The border between Israel and southern Lebanon was quiet but on high alert Tuesday after the Jewish state's defense forces and Hizbullah guerrillas engaged in their fiercest fighting in five years. Four Hizbullah infiltrators were killed and at least a dozen Israeli soldiers were wounded. Alarmed senior Lebanese government officials reportedly were in consultation with Hizbullah leaders to restore calm, but Israeli Defense Minister Shaul Mofaz warned that further violence would bring a harsh response by his forces.

The new political party being formed by Israeli Prime Minister Ariel Sharon would win the national election he agreed to schedule early next year, results of two respected opinion polls showed. The surveys, published in the newspapers Maariv and Yediot Ahronot, indicated that Sharon's as yet unnamed centrist party would win between 30 and 33 seats in parliament. Both polls put the opposition Labor Party at 26 seats, and Sharon's former Likud movement at 12 to 15. Meanwhile, seven candidates emerged for the leadership of Likud, which set its internal election date for Dec. 19.

By a 397-to-202 vote, conservative Angela Merkel was elected the first female chancellor of Germany by parliament and accepted the oath of office. But in what analysts said was a sign of potential trouble, 50 legislators from the coalition of her Christian Democrats, the Christian Social Union, and predecessor Gerhard Schröder's Social Democrats voted against her. The vote and inauguration came six months after Schröder gambled that he could win an early election by deliberately losing a vote of confidence in parliament that would make it necessary.

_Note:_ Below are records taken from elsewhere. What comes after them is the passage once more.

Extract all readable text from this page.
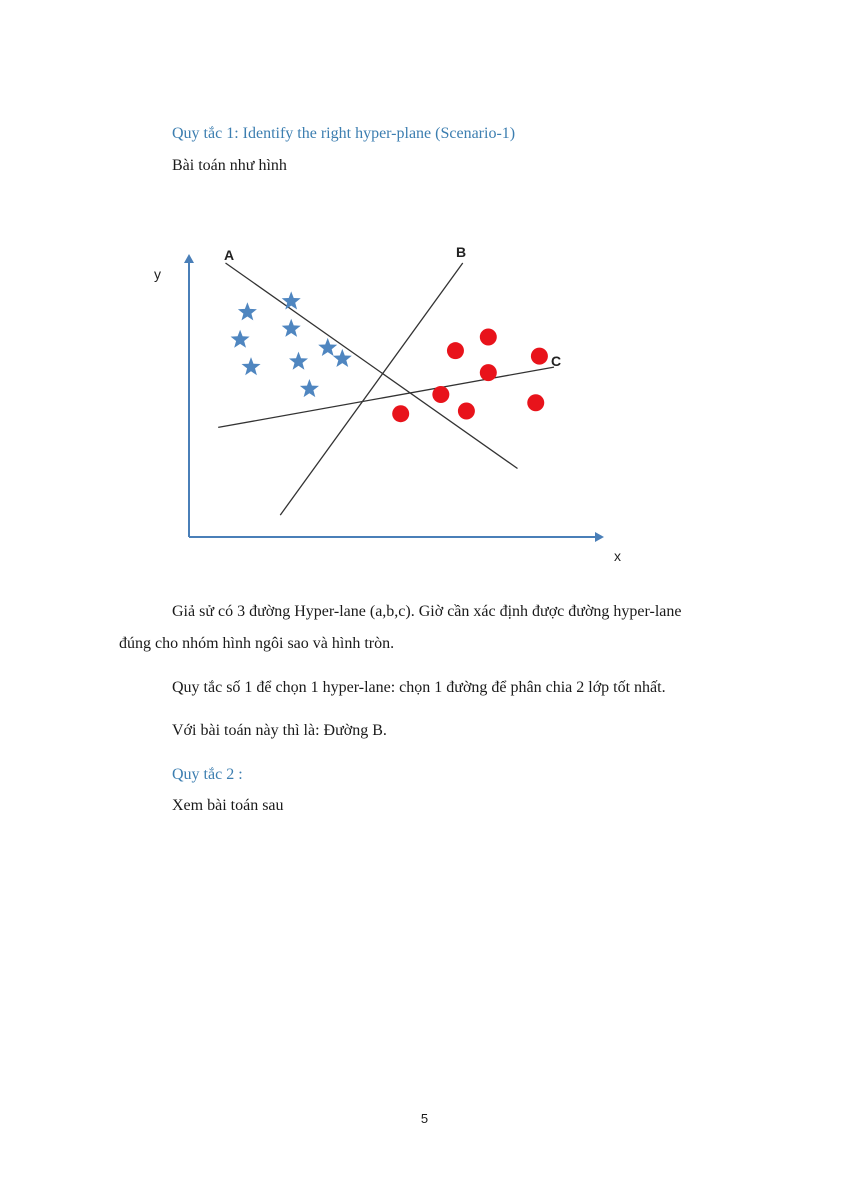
Quy tắc 1: Identify the right hyper-plane (Scenario-1)
Bài toán như hình
x
y
A	B
C
Giả sử có 3 đường Hyper-lane (a,b,c). Giờ cần xác định được đường hyper-lane
đúng cho nhóm hình ngôi sao và hình tròn.
Quy tắc số 1 để chọn 1 hyper-lane: chọn 1 đường để phân chia 2 lớp tốt nhất.
Với bài toán này thì là: Đường B.
Quy tắc 2 :
Xem bài toán sau
5
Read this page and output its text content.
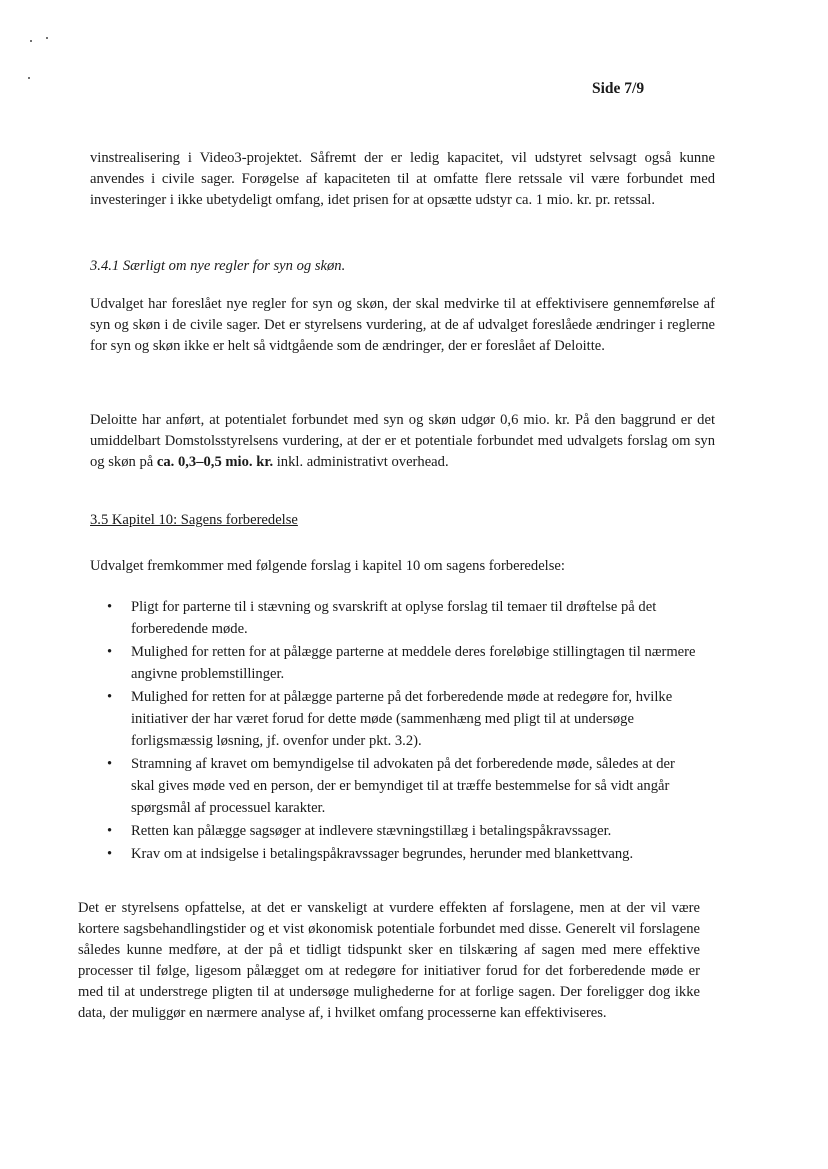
Side 7/9

vinstrealisering i Video3-projektet. Såfremt der er ledig kapacitet, vil udstyret selvsagt også kunne anvendes i civile sager. Forøgelse af kapaciteten til at omfatte flere retssale vil være forbundet med investeringer i ikke ubetydeligt omfang, idet prisen for at opsætte udstyr ca. 1 mio. kr. pr. retssal.

3.4.1 Særligt om nye regler for syn og skøn.

Udvalget har foreslået nye regler for syn og skøn, der skal medvirke til at effektivisere gennemførelse af syn og skøn i de civile sager. Det er styrelsens vurdering, at de af udvalget foreslåede ændringer i reglerne for syn og skøn ikke er helt så vidtgående som de ændringer, der er foreslået af Deloitte.

Deloitte har anført, at potentialet forbundet med syn og skøn udgør 0,6 mio. kr. På den baggrund er det umiddelbart Domstolsstyrelsens vurdering, at der er et potentiale forbundet med udvalgets forslag om syn og skøn på ca. 0,3–0,5 mio. kr. inkl. administrativt overhead.

3.5 Kapitel 10: Sagens forberedelse

Udvalget fremkommer med følgende forslag i kapitel 10 om sagens forberedelse:

• Pligt for parterne til i stævning og svarskrift at oplyse forslag til temaer til drøftelse på det forberedende møde.
• Mulighed for retten for at pålægge parterne at meddele deres foreløbige stillingtagen til nærmere angivne problemstillinger.
• Mulighed for retten for at pålægge parterne på det forberedende møde at redegøre for, hvilke initiativer der har været forud for dette møde (sammenhæng med pligt til at undersøge forligsmæssig løsning, jf. ovenfor under pkt. 3.2).
• Stramning af kravet om bemyndigelse til advokaten på det forberedende møde, således at der skal gives møde ved en person, der er bemyndiget til at træffe bestemmelse for så vidt angår spørgsmål af processuel karakter.
• Retten kan pålægge sagsøger at indlevere stævningstillæg i betalingspåkravssager.
• Krav om at indsigelse i betalingspåkravssager begrundes, herunder med blankettvang.

Det er styrelsens opfattelse, at det er vanskeligt at vurdere effekten af forslagene, men at der vil være kortere sagsbehandlingstider og et vist økonomisk potentiale forbundet med disse. Generelt vil forslagene således kunne medføre, at der på et tidligt tidspunkt sker en tilskæring af sagen med mere effektive processer til følge, ligesom pålægget om at redegøre for initiativer forud for det forberedende møde er med til at understrege pligten til at undersøge mulighederne for at forlige sagen. Der foreligger dog ikke data, der muliggør en nærmere analyse af, i hvilket omfang processerne kan effektiviseres.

Bird flu has become a "serious epidemic," public health authorities in China said as reports surfaced of three more outbreaks there - totaling five in the past two days. Almost 175,000 chickens will be slaughtered as a result of the latest cases, they said. Meanwhile, Hong Kong and Japan joined the US in banning imports of poultry from the Canadian Province of British Columbia after authorities there confirmed that an infected duck had been found. Amid growing concern over the virus, Australia's chief veterinary officer said a simulated outbreak will be staged next week on top of the national emergency plan that has been drafted in case of a pandemic.

Denying that they've formed either a coalition or an alliance, seven political parties and the communist rebel movement in Nepal said they will nonetheless ratchet up opposition to King Gyanendra. In a statement Tuesday, they announced an agreement resulting from days of secret meetings. Among other points, it would reinstate parliament, which then would form a replacement government to hold elections and draft a new constitution. If all that happens, the rebels said, they will end their insurgency and surrender their weapons under international supervision. The king disbanded parliament Feb. 1, saying that was necessary to quell the insurgency. Instead, it has become more intense.

The three major ethnic groups in Bosnia agreed in principle to change its three-man presidency to a single chief executive with a strong prime minister and parliament. Croat, Serb, and Muslim leaders committed themselves to working out the details of the new constitutional structure by next March. The former Yugoslav republic already has merged its old system of twin armies, chiefs of staff, and defense secretaries into a unified ministry. The Bosnian civil war ended 10 years ago this month with the signing of the Dayton Accords but not before it killed or displaced more than 2 million people in Europe's worst fighting since World War II.